ダイエット中だけど甘い恋を食べてもいいですか?
店内には大きなガラスケースがあり、その中に何種類ものケーキやプリンなどのスイーツが並べられていた。

その色も緑や黄色、ピンクとカラフルで、形もとても可愛い。

「わあ・・・。」

私は思わずそれらのスイーツに目が釘付けになってしまった。

「おお。澤乃井。久しぶりだな。昨年の正月以来か?」

店の奥から白いコックの制服を着た、黒縁眼鏡の大柄な男性が顔を出した。

「おう。三好。嫁さん元気か?」

「元気元気。腹に3人目がいるっていうのに、ちっともじっとしてねえんだ。今日もどこかで新鮮な野菜を探しに行ってるよ。」

「ははは。

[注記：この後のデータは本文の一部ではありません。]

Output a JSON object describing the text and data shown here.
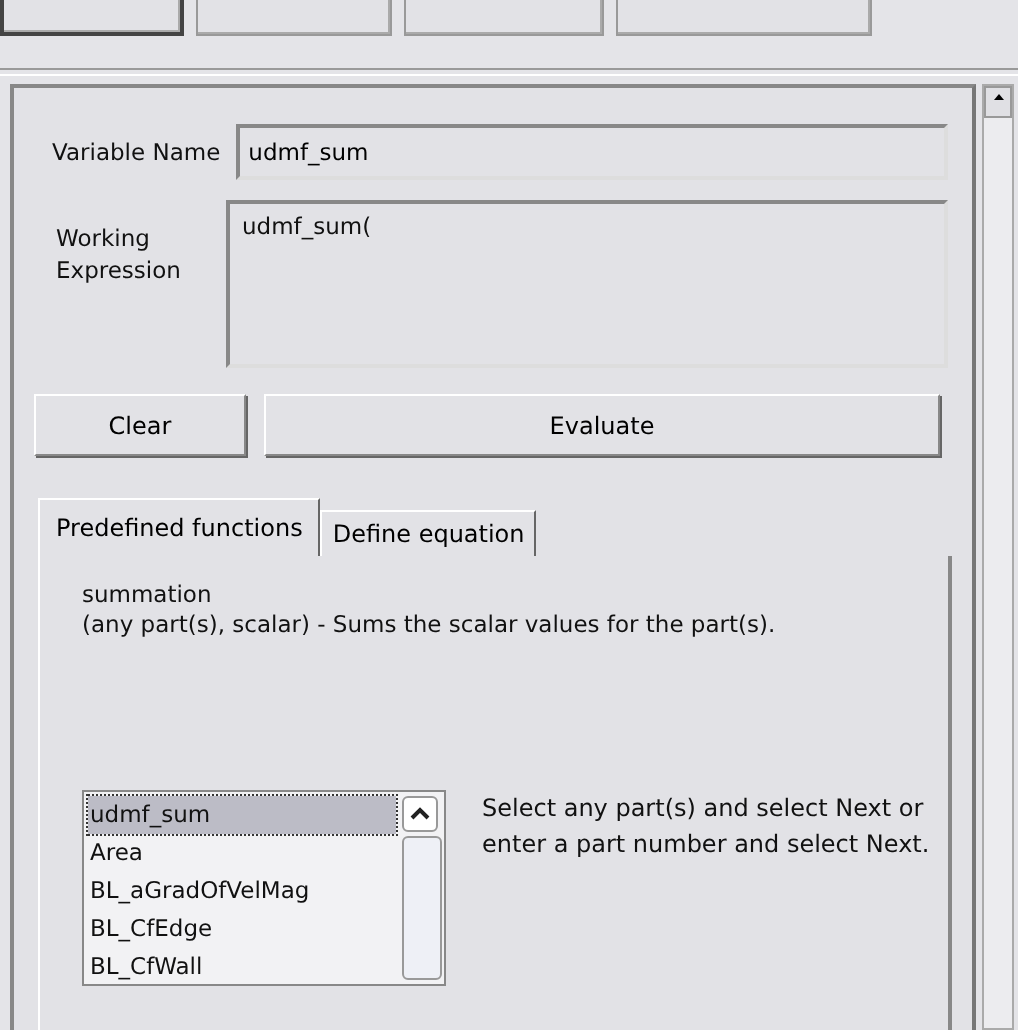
{
  "top_buttons": [
    {
      "pressed": true
    },
    {
      "pressed": false
    },
    {
      "pressed": false
    },
    {
      "pressed": false
    }
  ],
  "variable_name": {
    "label": "Variable Name",
    "value": "udmf_sum"
  },
  "working_expression": {
    "label": "Working\nExpression",
    "value": "udmf_sum("
  },
  "buttons": [
    {
      "kind": "clear",
      "label": "Clear"
    },
    {
      "kind": "evaluate",
      "label": "Evaluate"
    }
  ],
  "tabs": [
    {
      "label": "Predefined functions",
      "selected": true
    },
    {
      "label": "Define equation",
      "selected": false
    }
  ],
  "function": {
    "name": "summation",
    "description": "(any part(s), scalar) - Sums the scalar values for the part(s)."
  },
  "parts_list": [
    {
      "label": "udmf_sum",
      "selected": true
    },
    {
      "label": "Area",
      "selected": false
    },
    {
      "label": "BL_aGradOfVelMag",
      "selected": false
    },
    {
      "label": "BL_CfEdge",
      "selected": false
    },
    {
      "label": "BL_CfWall",
      "selected": false
    }
  ],
  "instructions": "Select any part(s) and select Next or enter a part number and select Next."
}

相変わらずだな。」

「ところでこちらのお嬢さんは?」

響さんに三好と呼ばれた男性が、私を興味深げに眺めた。

「ああ。久保田芽衣ちゃん。俺の彼女。」

そうきっぱりと言う澤乃井さんの言葉に、私はやっぱり少しうろたえてしまった。

「ええ?!澤乃井、こんなに若くて可愛い子とどこで知り合ったんだよ。」

「フィットネスクラブ。」

「都会はええな~。そういう出会いがあるんか。えーと芽衣さんだっけ?こんなオヤジのどこが良かったの?」

響さんは挙動不審な私を見てにやにやと笑っている。

「ええと・・・格好良くて、優しくて、好き嫌いがなくて、たまに可愛くて・・・」

「芽衣。もうその辺でいいから・・・。」

響さんが照れたような困ったような顔で苦笑している。

「え?あっ・・・はい。」

そう言った矢先から、私の顔が赤く染まった。

「へえ!お前、恰好良いんか?随分猫かぶっとるの~。」

三好さんがそう言って響さんの肩を小突いた。

「うるせえな。お前は黙ってケーキ作ってろ。」

「ハイハイ。じゃあ、ゆっくりしてってね!」

三好さんはそう言い残すと、再び厨房へ帰って行った。

「芽衣、その調子。文香さんとやらの前でもそのカンジでな。」

響さんが平気な顔でそう言うので、私はちょっと悔しくなった。